On ne peut pas plaire à tout le monde
lundi 14 novembre 2005
« Nous avons du batailler ferme et tenir bon (la collaboration SML-CSMF et Alliance a été efficace et sans faille, puisque nous n’avons pas cédé). Tout le monde doit prendre conscience que le médecin référent constituait une menace grave, dont nous devions nous débarrasser. »
Dinorino Cabrera, président du Syndicat des Médecins Libéraux, Décembre 2004
« Jusqu’au dernier moment il a fallu batailler ferme pour que nos interlocuteurs acceptent de renoncer au « médecin réfèrent »> au profit du « médecin traitant ». Il sera donc fermé dès cette année et amené à disparaître dans les deux ans qui viennent. »
Michel Chassang, président de la Confédération des Syndicats Médicaux de France,
LE MEDECIN DE France, le journal de la CSMF, 30/12/2004
« En effet, que voulait-on ?
l’abandon définitif de l’option référent.
UNE SEULE ET UNIQUE CONVENTION.
Qu’obtenions nous d’autre que la satisfaction pleine et entière de ces deux objectifs ? »
Pourquoi j’ai signé, Michel Lecoin, Président CSMF-49
Cependant, même au sein des syndicats signataires les plus opposés à l’option référent pour des raisons idéologiques, des voix dissidentes se font entendre :
Lettre ouverte d’un membre du comité directeur de l’ UNOF depuis 15 ans, médecin réfèrent depuis 3 ans … ! décembre 2004
En 1995, la CSMF signait avec la CPAM sa dernière et éphémère convention. Unique pour les médecins généralistes et spécialistes, cette convention instituait le dossier de suivi avec carnet médical détenu par le patient.
A la demande d’un patient présentant au moins deux pathologies chroniques, le médecin traitant désigné par le patient signait avec celui-ci un protocole les engageant dans un projet thérapeutique détaillé dans le carnet médical patient.
La présentation de ce carnet médical était obligatoire auprès de tout médecin généraliste, spécialiste, hospitalier. A partir du premier janvier 1996, en l’absence de ce document, les soins pouvaient ne pas être remboursés.
Pour le suivi de ce patient, en sus du paiement à l’acte un forfait annuel de 150 F était prévu.
En 1997, MG France signait sa première convention spécifique à la médecine générale avec l’option médecin réfèrent.
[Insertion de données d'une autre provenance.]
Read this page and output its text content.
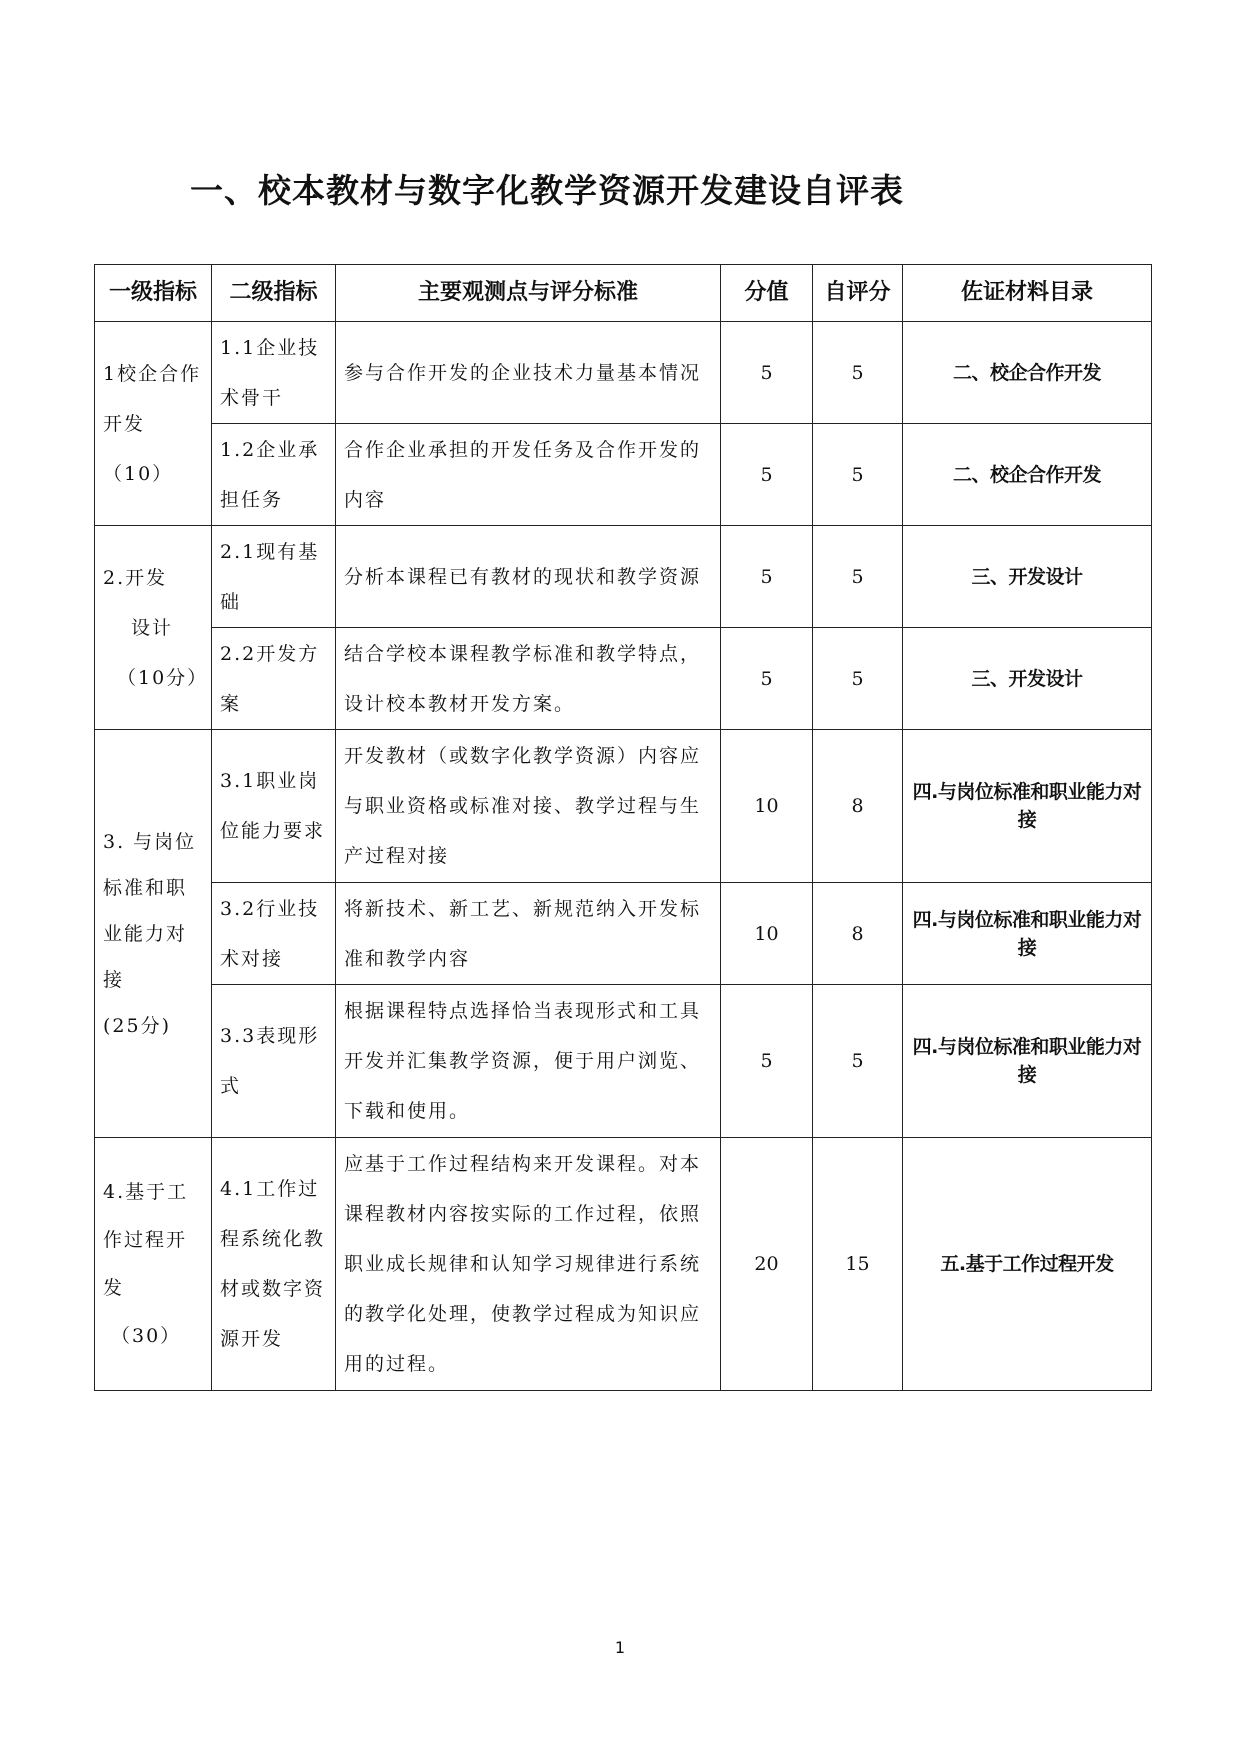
一、校本教材与数字化教学资源开发建设自评表
一级指标	二级指标	主要观测点与评分标准	分值	自评分	佐证材料目录

1校企合作
开发（10）	1.1企业技术骨干	参与合作开发的企业技术力量基本情况	5	5	二、校企合作开发
	1.2企业承担任务	合作企业承担的开发任务及合作开发的内容	5	5	二、校企合作开发

2.开发
设计
（10分）	2.1现有基础	分析本课程已有教材的现状和教学资源	5	5	三、开发设计
	2.2开发方案	结合学校本课程教学标准和教学特点，设计校本教材开发方案。	5	5	三、开发设计

3. 与岗位
标准和职
业能力对
接
(25分)	3.1职业岗位能力要求	开发教材（或数字化教学资源）内容应与职业资格或标准对接、教学过程与生产过程对接	10	8	四.与岗位标准和职业能力对接
	3.2行业技术对接	将新技术、新工艺、新规范纳入开发标准和教学内容	10	8	四.与岗位标准和职业能力对接
	3.3表现形式	根据课程特点选择恰当表现形式和工具开发并汇集教学资源，便于用户浏览、下载和使用。	5	5	四.与岗位标准和职业能力对接

4.基于工
作过程开
发
（30）	4.1工作过程系统化教材或数字资源开发	应基于工作过程结构来开发课程。对本课程教材内容按实际的工作过程，依照职业成长规律和认知学习规律进行系统的教学化处理，使教学过程成为知识应用的过程。	20	15	五.基于工作过程开发
1
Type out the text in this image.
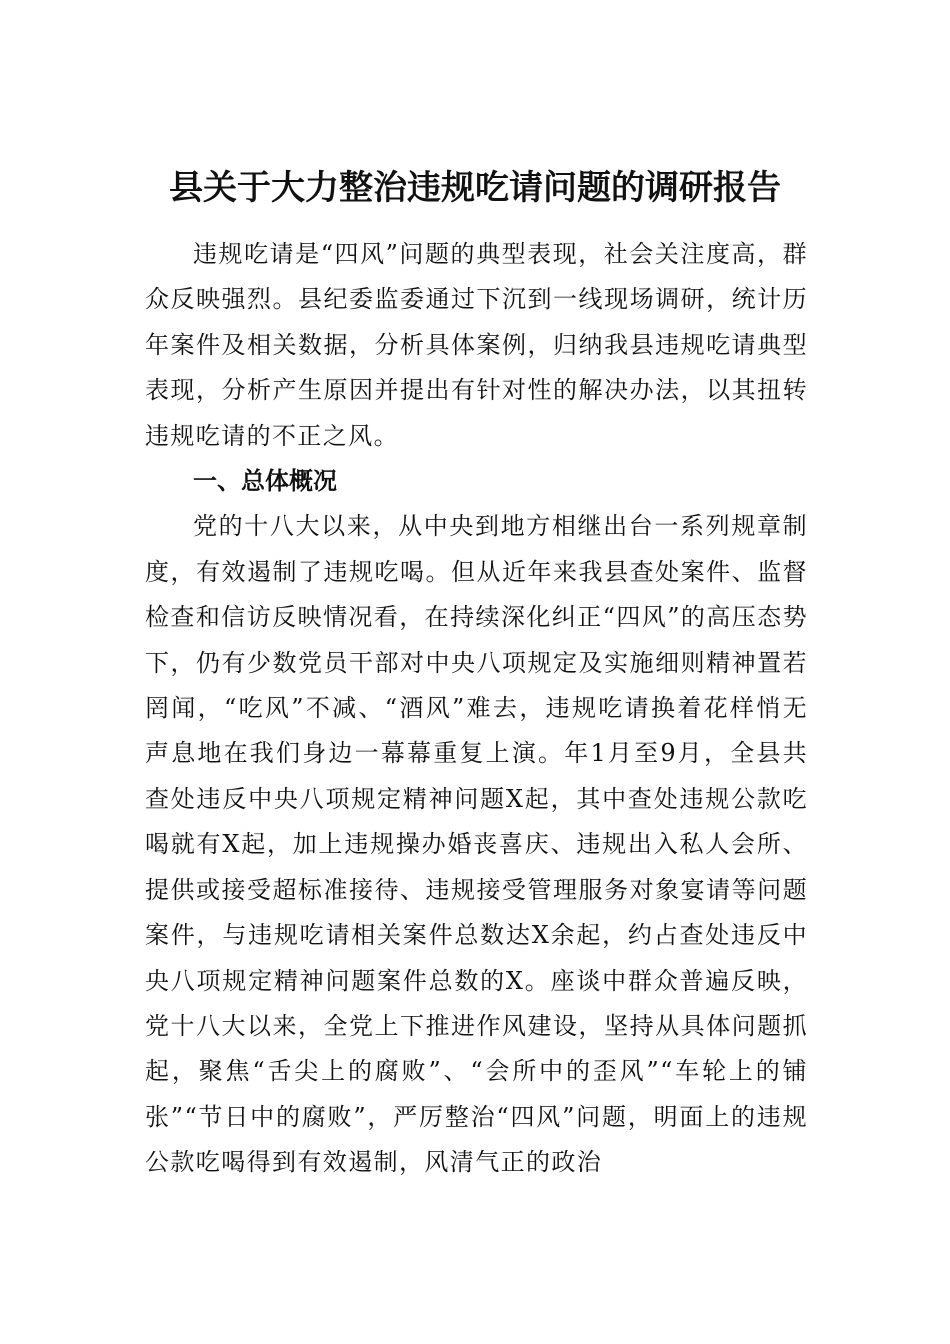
县关于大力整治违规吃请问题的调研报告

违规吃请是“四风”问题的典型表现，社会关注度高，群众反映强烈。县纪委监委通过下沉到一线现场调研，统计历年案件及相关数据，分析具体案例，归纳我县违规吃请典型表现，分析产生原因并提出有针对性的解决办法，以其扭转违规吃请的不正之风。

一、总体概况

党的十八大以来，从中央到地方相继出台一系列规章制度，有效遏制了违规吃喝。但从近年来我县查处案件、监督检查和信访反映情况看，在持续深化纠正“四风”的高压态势下，仍有少数党员干部对中央八项规定及实施细则精神置若罔闻，“吃风”不减、“酒风”难去，违规吃请换着花样悄无声息地在我们身边一幕幕重复上演。年1月至9月，全县共查处违反中央八项规定精神问题X起，其中查处违规公款吃喝就有X起，加上违规操办婚丧喜庆、违规出入私人会所、提供或接受超标准接待、违规接受管理服务对象宴请等问题案件，与违规吃请相关案件总数达X余起，约占查处违反中央八项规定精神问题案件总数的X。座谈中群众普遍反映，党十八大以来，全党上下推进作风建设，坚持从具体问题抓起，聚焦“舌尖上的腐败”、“会所中的歪风”“车轮上的铺张”“节日中的腐败”，严厉整治“四风”问题，明面上的违规公款吃喝得到有效遏制，风清气正的政治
La possibilité de signer un engagement auprès d’un médecin librement choisi était étendue à tous les patients de plus de 16 ans. La rémunération du médecin (2 fois 75 F) était donc la même et les engagements du patient auprès de ce médecin identiques.
Ce forfait est passé le 01 janvier 2001 à deux fois 150 F (45,74 €) annuels.
Les contreparties jugées alors inacceptables par la CSMF pour apposer sa signature au bas de la convention instituant le médecin réfèrent étaient :
- L’engagement vers la prescription de génériques
- La télétransmission
- Le tiers payant
- La notion de filière de soins
Depuis, les avenants successifs, notamment lors du passage du C à 20, ont institué la prescription tant honnie des génériques, le droit de substitution, et la télétransmission, avec l’ aval de la CSMF !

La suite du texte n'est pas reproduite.